Overwhelmed with disbelief, my inside shattered like a broken mirror as I exited without him knowing. Cocaine!? So many questions came to me as I lay in bed that night trying to erase the image I had seen of my older brother earlier that evening. I heard a knock on my bedroom door, I opened it to find him standing there with a look of seriousness I had never seen before. “I know you saw me. Do not tell anyone.” Then the door shut.
Pages on the calendar changed but one thing did not: his need for any sort of mind altering substance he could get his hands on. I was sitting in the basement one weeknight as he was headed out to “do some homework.” Before he left, he came downstairs to grab something from the closet next to where I sat. Scrambling around for a few minutes, he then turned and headed back up the stairs. Glancing at the stairs, I noticed something out of place. I crept over to see what he had dropped on the floor... To my disingenuous surprise, it was a brown paper bag.
I wondered what he had gotten into this time. Pills? Weed? Coke? Booze? I opened the bag to find something I never expected. I found a drug that no one could resist, quite possibly the most addictive thing on earth. Money. A wad of cash made of about two hundred and fifty dollars, held firmly together by a rubber band. I was reminded of a movie my dad watched the other day, about drug smugglers with wads of money. It was this moment when I realized the horrific truth of my older brother’s identity. Of course I thought to myself, I have to tell someone, this is the last straw… Yet, like always, I couldn't find it within me to say anything to anyone.
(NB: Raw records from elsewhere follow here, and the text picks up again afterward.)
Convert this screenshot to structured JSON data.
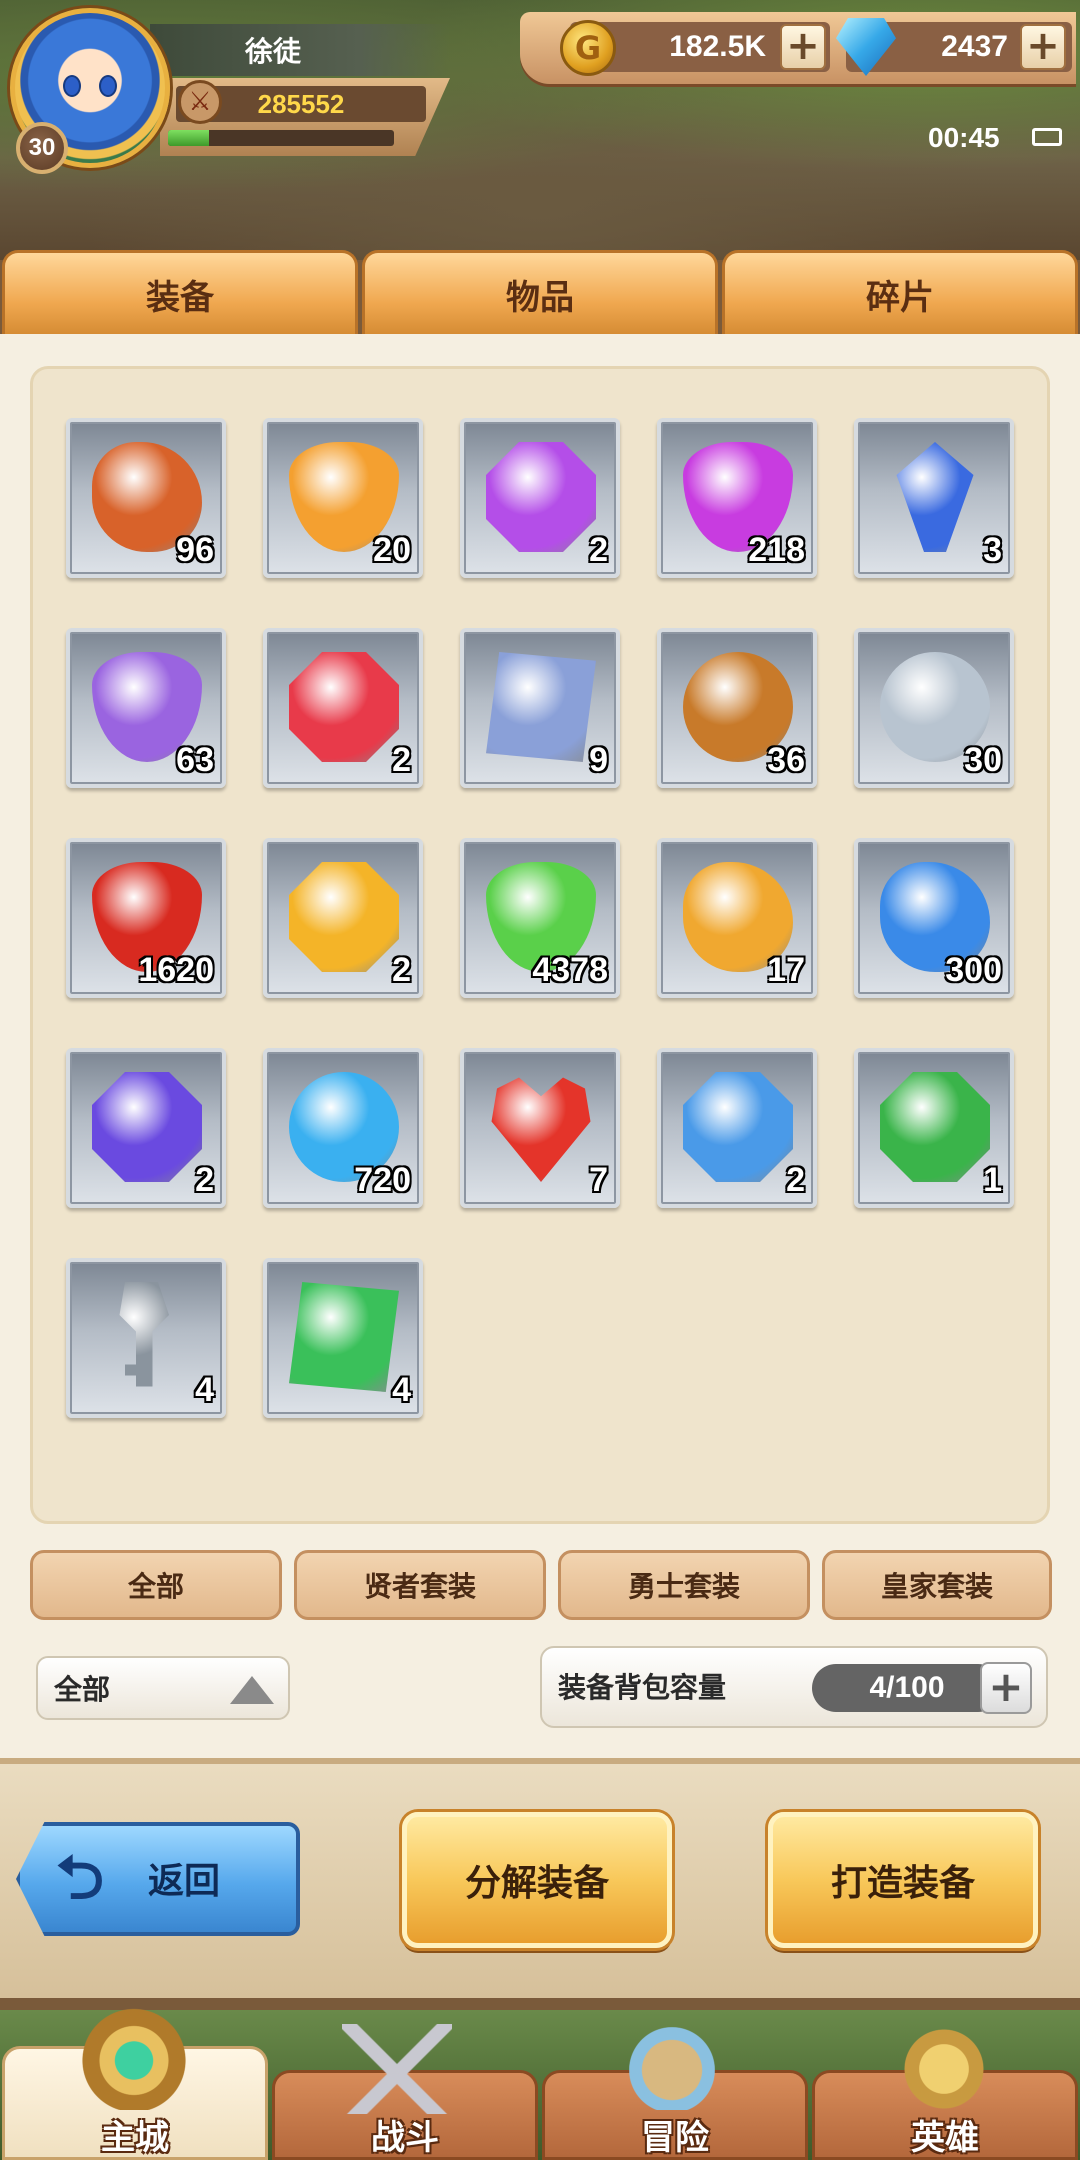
{
  "player": {
    "name": "徐徒",
    "level": "30",
    "power": "285552",
    "exp_fraction": 0.18,
    "avatar_icon": "hero-portrait-icon",
    "power_icon": "crossed-swords-icon"
  },
  "currency": {
    "gold": "182.5K",
    "gems": "2437",
    "gold_icon": "gold-coin-icon",
    "gem_icon": "blue-diamond-icon",
    "plus": "+"
  },
  "status": {
    "time": "00:45"
  },
  "tabs": [
    "装备",
    "物品",
    "碎片"
  ],
  "inventory": [
    {
      "icon": "ore-stone-icon",
      "count": "96",
      "color": "#d8622a",
      "shape": "rock"
    },
    {
      "icon": "orange-potion-icon",
      "count": "20",
      "color": "#f4a030",
      "shape": "bottle"
    },
    {
      "icon": "purple-helmet-gem-icon",
      "count": "2",
      "color": "#b44ee8",
      "shape": "oct"
    },
    {
      "icon": "purple-potion-icon",
      "count": "218",
      "color": "#c83ce0",
      "shape": "bottle"
    },
    {
      "icon": "blue-crystal-icon",
      "count": "3",
      "color": "#3a6ae0",
      "shape": "gem"
    },
    {
      "icon": "purple-crystal-jar-icon",
      "count": "63",
      "color": "#9a64e0",
      "shape": "bottle"
    },
    {
      "icon": "red-sword-gem-icon",
      "count": "2",
      "color": "#e83a4a",
      "shape": "oct"
    },
    {
      "icon": "helmet-scroll-icon",
      "count": "9",
      "color": "#8aa0d8",
      "shape": "scroll"
    },
    {
      "icon": "bronze-coin-icon",
      "count": "36",
      "color": "#c87a2a",
      "shape": "round"
    },
    {
      "icon": "silver-coin-icon",
      "count": "30",
      "color": "#b8c4d0",
      "shape": "round"
    },
    {
      "icon": "red-potion-icon",
      "count": "1620",
      "color": "#d82a20",
      "shape": "bottle"
    },
    {
      "icon": "gold-armor-gem-icon",
      "count": "2",
      "color": "#f4b428",
      "shape": "oct"
    },
    {
      "icon": "green-potion-icon",
      "count": "4378",
      "color": "#5ad04a",
      "shape": "bottle"
    },
    {
      "icon": "lightning-rune-icon",
      "count": "17",
      "color": "#f0a830",
      "shape": "rock"
    },
    {
      "icon": "blue-crystal-cluster-icon",
      "count": "300",
      "color": "#3a8ae8",
      "shape": "rock"
    },
    {
      "icon": "purple-boots-gem-icon",
      "count": "2",
      "color": "#6a4ae0",
      "shape": "oct"
    },
    {
      "icon": "blue-orb-icon",
      "count": "720",
      "color": "#3ab0f0",
      "shape": "round"
    },
    {
      "icon": "red-heart-icon",
      "count": "7",
      "color": "#e4342a",
      "shape": "heart"
    },
    {
      "icon": "blue-ring-gem-icon",
      "count": "2",
      "color": "#4a9ae8",
      "shape": "oct"
    },
    {
      "icon": "green-glove-gem-icon",
      "count": "1",
      "color": "#3ab44a",
      "shape": "oct"
    },
    {
      "icon": "silver-key-icon",
      "count": "4",
      "color": "#8a949e",
      "shape": "key"
    },
    {
      "icon": "green-sword-scroll-icon",
      "count": "4",
      "color": "#3ac05a",
      "shape": "scroll"
    }
  ],
  "filters": [
    "全部",
    "贤者套装",
    "勇士套装",
    "皇家套装"
  ],
  "sort_dropdown": {
    "selected": "全部"
  },
  "capacity": {
    "label": "装备背包容量",
    "value": "4/100",
    "plus": "+"
  },
  "actions": {
    "back": "返回",
    "back_arrow": "⮌",
    "decompose": "分解装备",
    "craft": "打造装备"
  },
  "bottom_nav": [
    {
      "label": "主城",
      "icon": "city-portal-icon",
      "active": true
    },
    {
      "label": "战斗",
      "icon": "crossed-swords-icon",
      "active": false
    },
    {
      "label": "冒险",
      "icon": "adventure-map-icon",
      "active": false
    },
    {
      "label": "英雄",
      "icon": "hero-crest-icon",
      "active": false
    }
  ]
}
Inevitably, it came the time for him to move out. After high school he moved in with some friends of his to a small apartment in Alma city. Today marked six months since he left. I came home from school to find both my parents in silence while watching television. They were unresponsive to my greeting. It was so hostile, you could feel the bad vibe soon as you entered the room. I turned to see the Breaking News report captivating them, and I too marveled in stunned silence. “The discovery of a meth lab right in Alma city” News reporter announced. I watched my brother, on national TV  being put into the handcuffs and thrown in the back of the police car. I thought back to the first time I ever saw him smoking a cigarette, and how I longed for those days to return.
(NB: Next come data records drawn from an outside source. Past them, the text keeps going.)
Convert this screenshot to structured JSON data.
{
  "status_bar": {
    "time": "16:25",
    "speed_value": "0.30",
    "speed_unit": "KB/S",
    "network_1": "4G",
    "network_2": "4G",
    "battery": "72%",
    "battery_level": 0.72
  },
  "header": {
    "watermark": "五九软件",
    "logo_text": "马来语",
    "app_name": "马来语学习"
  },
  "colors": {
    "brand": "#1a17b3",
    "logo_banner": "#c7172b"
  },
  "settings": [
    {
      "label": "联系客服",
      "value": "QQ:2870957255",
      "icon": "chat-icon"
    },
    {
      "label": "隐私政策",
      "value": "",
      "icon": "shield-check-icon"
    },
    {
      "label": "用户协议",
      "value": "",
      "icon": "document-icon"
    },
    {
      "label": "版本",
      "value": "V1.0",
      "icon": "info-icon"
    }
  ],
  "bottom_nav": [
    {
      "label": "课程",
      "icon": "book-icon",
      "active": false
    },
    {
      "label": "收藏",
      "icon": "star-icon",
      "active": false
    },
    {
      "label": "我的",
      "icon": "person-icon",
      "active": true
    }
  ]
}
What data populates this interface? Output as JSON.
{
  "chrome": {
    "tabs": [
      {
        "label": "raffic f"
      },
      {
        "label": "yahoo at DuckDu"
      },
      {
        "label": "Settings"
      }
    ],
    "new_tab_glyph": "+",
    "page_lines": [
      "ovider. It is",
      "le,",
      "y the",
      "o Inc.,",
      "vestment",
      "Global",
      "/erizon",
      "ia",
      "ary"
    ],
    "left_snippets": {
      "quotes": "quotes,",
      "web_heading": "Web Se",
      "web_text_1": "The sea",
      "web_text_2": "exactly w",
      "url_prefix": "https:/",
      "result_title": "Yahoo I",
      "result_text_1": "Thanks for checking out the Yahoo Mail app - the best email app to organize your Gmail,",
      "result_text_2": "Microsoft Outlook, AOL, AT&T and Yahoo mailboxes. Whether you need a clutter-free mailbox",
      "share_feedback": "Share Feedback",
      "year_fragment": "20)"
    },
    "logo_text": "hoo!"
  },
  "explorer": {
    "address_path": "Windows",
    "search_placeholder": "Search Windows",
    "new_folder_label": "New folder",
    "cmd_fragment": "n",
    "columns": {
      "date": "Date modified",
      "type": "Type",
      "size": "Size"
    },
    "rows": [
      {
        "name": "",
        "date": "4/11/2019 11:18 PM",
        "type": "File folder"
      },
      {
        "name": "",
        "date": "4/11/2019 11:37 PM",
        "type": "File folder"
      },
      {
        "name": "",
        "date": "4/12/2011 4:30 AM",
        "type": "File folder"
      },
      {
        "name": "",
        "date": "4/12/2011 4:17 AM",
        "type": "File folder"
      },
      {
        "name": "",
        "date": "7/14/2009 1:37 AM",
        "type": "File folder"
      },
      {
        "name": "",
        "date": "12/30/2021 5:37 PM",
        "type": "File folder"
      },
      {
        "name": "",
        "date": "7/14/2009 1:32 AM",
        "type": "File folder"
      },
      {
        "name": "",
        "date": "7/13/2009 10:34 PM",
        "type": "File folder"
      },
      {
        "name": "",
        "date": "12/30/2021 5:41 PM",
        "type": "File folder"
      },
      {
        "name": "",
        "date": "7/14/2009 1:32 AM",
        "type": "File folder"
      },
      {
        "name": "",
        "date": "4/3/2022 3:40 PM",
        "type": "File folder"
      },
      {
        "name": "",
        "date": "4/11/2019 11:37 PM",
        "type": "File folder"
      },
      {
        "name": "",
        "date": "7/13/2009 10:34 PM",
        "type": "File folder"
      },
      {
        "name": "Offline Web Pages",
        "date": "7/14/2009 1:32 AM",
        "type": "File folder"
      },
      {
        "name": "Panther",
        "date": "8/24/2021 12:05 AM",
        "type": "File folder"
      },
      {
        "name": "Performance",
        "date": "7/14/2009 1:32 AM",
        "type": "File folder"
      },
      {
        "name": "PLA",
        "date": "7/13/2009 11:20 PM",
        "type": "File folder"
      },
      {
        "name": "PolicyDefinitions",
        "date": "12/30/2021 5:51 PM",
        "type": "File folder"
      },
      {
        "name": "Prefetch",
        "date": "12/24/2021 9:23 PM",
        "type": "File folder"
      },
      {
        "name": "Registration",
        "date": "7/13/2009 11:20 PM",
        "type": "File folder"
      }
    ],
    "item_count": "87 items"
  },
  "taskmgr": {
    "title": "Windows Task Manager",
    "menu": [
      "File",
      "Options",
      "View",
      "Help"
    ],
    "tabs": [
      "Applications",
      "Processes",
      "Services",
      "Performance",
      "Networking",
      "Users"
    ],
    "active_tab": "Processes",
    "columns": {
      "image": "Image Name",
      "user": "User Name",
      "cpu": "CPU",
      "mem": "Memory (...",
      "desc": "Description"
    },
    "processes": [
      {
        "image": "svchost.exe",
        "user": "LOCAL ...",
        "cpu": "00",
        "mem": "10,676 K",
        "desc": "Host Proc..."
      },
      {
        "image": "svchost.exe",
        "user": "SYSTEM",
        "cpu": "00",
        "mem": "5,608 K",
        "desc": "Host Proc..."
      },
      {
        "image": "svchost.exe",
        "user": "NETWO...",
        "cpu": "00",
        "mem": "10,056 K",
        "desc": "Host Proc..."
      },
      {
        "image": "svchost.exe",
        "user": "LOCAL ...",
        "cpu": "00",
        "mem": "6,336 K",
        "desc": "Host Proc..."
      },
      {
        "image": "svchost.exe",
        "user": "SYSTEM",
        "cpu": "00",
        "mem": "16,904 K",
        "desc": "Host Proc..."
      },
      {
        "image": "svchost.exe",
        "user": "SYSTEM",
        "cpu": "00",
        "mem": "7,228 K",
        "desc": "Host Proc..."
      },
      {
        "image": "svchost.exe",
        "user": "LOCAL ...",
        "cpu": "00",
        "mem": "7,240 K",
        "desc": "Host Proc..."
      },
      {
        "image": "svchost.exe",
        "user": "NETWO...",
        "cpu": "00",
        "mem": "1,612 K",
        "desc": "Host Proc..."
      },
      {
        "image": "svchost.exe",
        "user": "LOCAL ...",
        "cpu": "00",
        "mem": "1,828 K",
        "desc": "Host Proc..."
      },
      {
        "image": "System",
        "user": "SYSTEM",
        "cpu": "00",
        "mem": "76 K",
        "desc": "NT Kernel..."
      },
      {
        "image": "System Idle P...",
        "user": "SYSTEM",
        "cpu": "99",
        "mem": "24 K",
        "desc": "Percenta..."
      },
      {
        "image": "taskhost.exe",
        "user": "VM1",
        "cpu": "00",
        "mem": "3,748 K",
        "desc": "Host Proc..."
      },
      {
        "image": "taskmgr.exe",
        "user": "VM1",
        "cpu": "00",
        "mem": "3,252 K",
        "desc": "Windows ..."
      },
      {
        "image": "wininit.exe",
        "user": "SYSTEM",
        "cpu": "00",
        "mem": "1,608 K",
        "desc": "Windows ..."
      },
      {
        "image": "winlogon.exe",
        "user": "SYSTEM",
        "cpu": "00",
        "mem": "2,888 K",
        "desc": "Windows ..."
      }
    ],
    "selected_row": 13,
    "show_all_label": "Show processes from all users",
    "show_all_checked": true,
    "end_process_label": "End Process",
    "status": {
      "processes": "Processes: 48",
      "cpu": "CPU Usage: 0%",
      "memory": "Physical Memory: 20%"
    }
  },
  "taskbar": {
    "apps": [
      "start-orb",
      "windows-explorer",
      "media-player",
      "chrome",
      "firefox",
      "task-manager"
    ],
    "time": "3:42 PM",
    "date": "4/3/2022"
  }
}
I suppose I just want my older brother back. I miss him. I still see him a few times a year. During Christmas, Thanksgiving, and of course his birthday. He seems like himself again, calm with bright blue eyes. I had forgotten what his real eye color was. It’s nice to have a conversation with my real brother again, even it is through a phone looking at each other through a film of bulletproof glass. I can’t help but to blame myself for his troubles, I was a poor younger brother growing up. Knowing this was mostly my fault. I'm just as bad as the drug itself. I should have told someone.